Pritzker signs bill making it easier for Chicago Teachers Union to walk out on students

Mailee Smith

Staff Attorney and Director of Labor Policy

Mailee Smith
/ Labor
April 8, 2021

Pritzker signs bill making it easier for Chicago Teachers Union to walk out on students

A new law gives the Chicago Teachers Union more leverage in contract negotiations, and more opportunities to go on strike. Eight of the nation’s 10 largest school districts prohibit teacher strikes.

The Chicago Teachers Union never seems to miss an opportunity to go on strike, but state leaders just gave them more opportunities to do so.

After going on strike three time between 2012 and 2019, the union nearly walked out again in 2021 to protest the reopening of Chicago Public Schools for in-person learning.

Newly signed legislation will give the union even more power to go on strike, using students as pawns in its political battle against Chicago Public Schools.

It’s a power that is denied to teachers’ unions in eight of the nation’s 10 largest school districts.

CTU’s increased power should alarm Chicago parents.

House Bill 2275, signed by Gov. J.B. Pritzker on April 4, repeals a portion of the Illinois Educational Labor Relations Act that limited negotiations between CPS and CTU to issues related to wages and benefits.

Now CPS will be forced to bargain over everything, including subjects such as class schedules and hours and places of instruction. Those issues were contentious earlier this year before CPS re-opened for elementary students.

The bottom line: The increased number of issues that must be resolved during bargaining increases opportunities for CTU to disagree with CPS – and escalates the union’s likelihood of going on strike.

CTU is already harnessing that power to push back against an April 19 start for the district’s high school students, who haven’t been inside a classroom for over a year. While the district wants high school students in the classroom four days a week, the union wants students in the classroom just two days a week.

“The only way to keep things safe in high school is to have low enough student attendance numbers so that you can have social distancing; that’s a function of scheduling,” CTU President Jesse Sharkey said, according to the Chicago Sun-Times.

In other words, the union is preparing to fight over scheduling, and CTU likely will claim HB 2275 gives it the power to do so.

The union already has a long history of strong-arming parents and the district to get what it wants.

And while teachers in most of the nation’s largest school districts are not allowed to strike at all, Illinois has decided to go the opposite direction. It just broadened CTU’s ability to walk out on the district’s more than 340,000 students.

Clearly, increased CTU strike powers were the last thing CPS students needed.

CTU has a long history of strong-arming parents and the district to get what it wants 

Strike threats are not uncommon in Chicago. In fact, CTU prides itself in pushing the boundaries of its power through strikes.

Before the repealed restrictions were in place, CTU went on strike nine times: in 1969, 1971, 1973, 1975, 1980, 1983, 1984, 1985 and 1987.
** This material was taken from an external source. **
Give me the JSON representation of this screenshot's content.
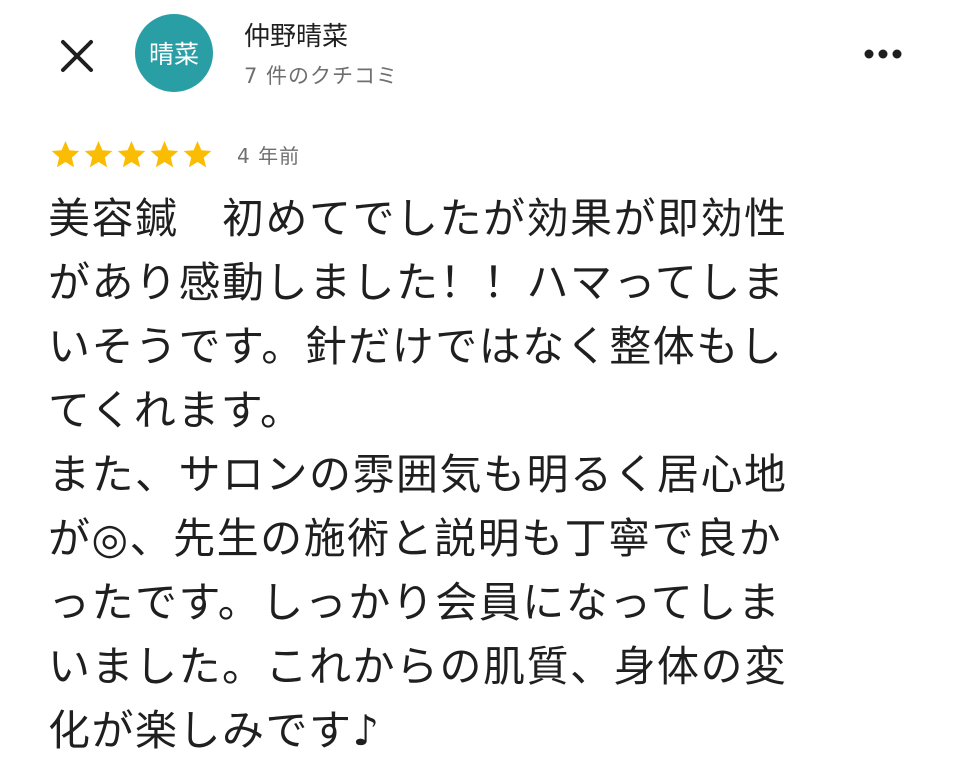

Then legislation was enacted in 1995 that limited the issues the union could bargain and strike over.

Still, the union went on strike three times within seven years:

In fact, CTU’s actions earned two spots on a 2017 list of the top-10 largest labor strikes in the past decade.

Allowing CTU to strike over more issues only serves union interests, while harming the students and parents who will be left in the lurch when the union walks out.

Teachers strikes are illegal in eight of the 10 largest U.S. school districts

Illinois law allows teachers unions such as CTU to place their own agendas above what is best for the state’s public school students.

That isn’t the case in the other top 10 largest school districts in the U.S. In fact, teacher strikes are illegal in eight of the 10.

Going on strike has become CTU’s go-to weapon against the CPS administration. It was already completely sanctioned by state law.

Now, instead of pulling back on that power and bringing Chicago in line with other large school districts, Pritzker just made it easier for CTU to use threats against students’ educations as a way to push the union’s ever-growing political agenda.